Hayley asked me this last night. I must have been reading "The Adventures of Isabel" too fast, or sighed too loud, but she posed the question to me. She wasn't being condescending, or in a show of empathy, but in the same tone she would ask about other things (how does someone cry in Spanish? Will I grow taller than you?) I have been doing some thinking of this. So much of what happens in mom-dome happens on autopilot. I wouldn't say easy, but hard seems like an overstatement. Moms are the invisible energy field that keeps a house running, but no one actually pays attention to what we are actually doing. An endless supply of apples, toilet paper, bills paid, laundry done, school supplies bought.....Moms serve as fuzzy blankets too, just by being there. We are the go-to girl for comfort, encouragement and unconditional love.
Surely we moms do lots of things that are fun - like having to mop up projectile vomit, bust up arguments, nag, or change "accident" sheets at 2am. All irksome, but still not hard. Moms also perform lots of hard labour. Hoisting the dead weight of a sleeping child off the couch and into bed, scaling mountains of laundry, running marathon errands - with miles to go before sleep. All these are physical jobs, but still not hard. Still, I would be lying if I said to Hayley, "it's a piece of cake".
A hard block of fruitcake maybe. It is tough to splice your attention into 3 parts, or be in 3 different places at once. To be the only one in the house that never seems tired. To not be able to buy the new boots that you want because someone has grown out of their indoor shoes. To not be able to hear yourself think. To bite your tongue instead of calling your family ungrateful little monkeys when they turn their noses up at dinner that took you 45 minutes to prepare (40 more minutes than you actually had).
Even more genuinely "hard" are the tasks of packing up boxes of clothes that both girls no longer fit. Seeing your five year old want to walk into school herself - without mom. Watching my once floppy baby stand and walk around furniture. Finding out that my once young, youthful appearance is being called Ms. Nelson by someone.

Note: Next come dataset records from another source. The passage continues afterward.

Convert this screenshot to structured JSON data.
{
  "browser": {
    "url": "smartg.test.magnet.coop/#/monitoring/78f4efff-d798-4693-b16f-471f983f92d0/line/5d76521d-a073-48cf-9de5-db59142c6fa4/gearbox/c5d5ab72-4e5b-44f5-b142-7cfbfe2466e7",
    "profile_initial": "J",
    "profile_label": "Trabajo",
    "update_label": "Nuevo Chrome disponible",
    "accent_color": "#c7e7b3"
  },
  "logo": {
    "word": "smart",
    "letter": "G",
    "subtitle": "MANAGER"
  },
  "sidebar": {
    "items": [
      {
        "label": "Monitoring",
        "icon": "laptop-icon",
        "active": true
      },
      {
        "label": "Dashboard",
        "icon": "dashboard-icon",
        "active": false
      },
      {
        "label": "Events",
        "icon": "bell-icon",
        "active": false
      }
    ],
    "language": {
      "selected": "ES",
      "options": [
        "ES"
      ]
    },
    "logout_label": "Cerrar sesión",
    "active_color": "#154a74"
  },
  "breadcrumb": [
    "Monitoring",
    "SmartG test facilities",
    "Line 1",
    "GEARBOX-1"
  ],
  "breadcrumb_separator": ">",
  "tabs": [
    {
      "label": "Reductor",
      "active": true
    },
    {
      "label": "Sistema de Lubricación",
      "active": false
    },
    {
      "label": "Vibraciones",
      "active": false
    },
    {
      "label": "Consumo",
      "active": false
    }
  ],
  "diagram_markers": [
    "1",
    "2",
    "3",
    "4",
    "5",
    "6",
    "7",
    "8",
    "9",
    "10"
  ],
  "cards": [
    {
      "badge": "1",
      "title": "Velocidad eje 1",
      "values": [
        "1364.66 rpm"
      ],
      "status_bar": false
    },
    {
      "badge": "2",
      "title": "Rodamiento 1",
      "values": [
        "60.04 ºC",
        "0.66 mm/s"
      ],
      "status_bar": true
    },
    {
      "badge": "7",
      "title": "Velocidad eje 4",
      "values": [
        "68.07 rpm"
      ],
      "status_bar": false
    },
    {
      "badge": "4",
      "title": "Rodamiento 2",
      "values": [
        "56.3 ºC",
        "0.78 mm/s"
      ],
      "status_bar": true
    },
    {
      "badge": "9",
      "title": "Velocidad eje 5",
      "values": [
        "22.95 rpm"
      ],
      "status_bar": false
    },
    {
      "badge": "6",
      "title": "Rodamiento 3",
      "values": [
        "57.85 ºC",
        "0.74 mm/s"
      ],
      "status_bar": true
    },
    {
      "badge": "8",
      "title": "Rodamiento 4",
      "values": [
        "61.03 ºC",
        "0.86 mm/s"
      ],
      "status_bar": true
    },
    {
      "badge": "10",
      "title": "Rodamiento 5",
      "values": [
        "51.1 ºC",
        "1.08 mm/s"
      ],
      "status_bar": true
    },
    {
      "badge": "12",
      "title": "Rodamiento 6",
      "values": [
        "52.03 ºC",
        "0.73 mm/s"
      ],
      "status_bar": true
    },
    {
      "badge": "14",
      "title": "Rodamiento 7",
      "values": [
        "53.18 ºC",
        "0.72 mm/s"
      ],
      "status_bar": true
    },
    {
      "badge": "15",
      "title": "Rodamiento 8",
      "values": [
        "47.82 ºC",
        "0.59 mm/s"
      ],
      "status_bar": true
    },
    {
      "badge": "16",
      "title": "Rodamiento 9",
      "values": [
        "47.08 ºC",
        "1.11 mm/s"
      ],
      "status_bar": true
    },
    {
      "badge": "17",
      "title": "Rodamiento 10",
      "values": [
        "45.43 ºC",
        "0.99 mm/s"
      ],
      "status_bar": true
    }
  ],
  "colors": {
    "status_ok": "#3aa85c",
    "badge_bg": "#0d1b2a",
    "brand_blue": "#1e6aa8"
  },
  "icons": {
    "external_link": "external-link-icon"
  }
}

To me, the hardest part of being a mom is knowing that I am planning my own obsolescence. The would point of lavishing all this time, love, money and attention, after all, is to give them the tools necessary to leave me. (My hope is that they will be responsible citizens that will in turn look after ME when I am old and crotchety).
So I will muster a smile, try to suppress another sigh, and will look into Hayley's eyes and reply, "Sometimes it is hard, but it is always worth it".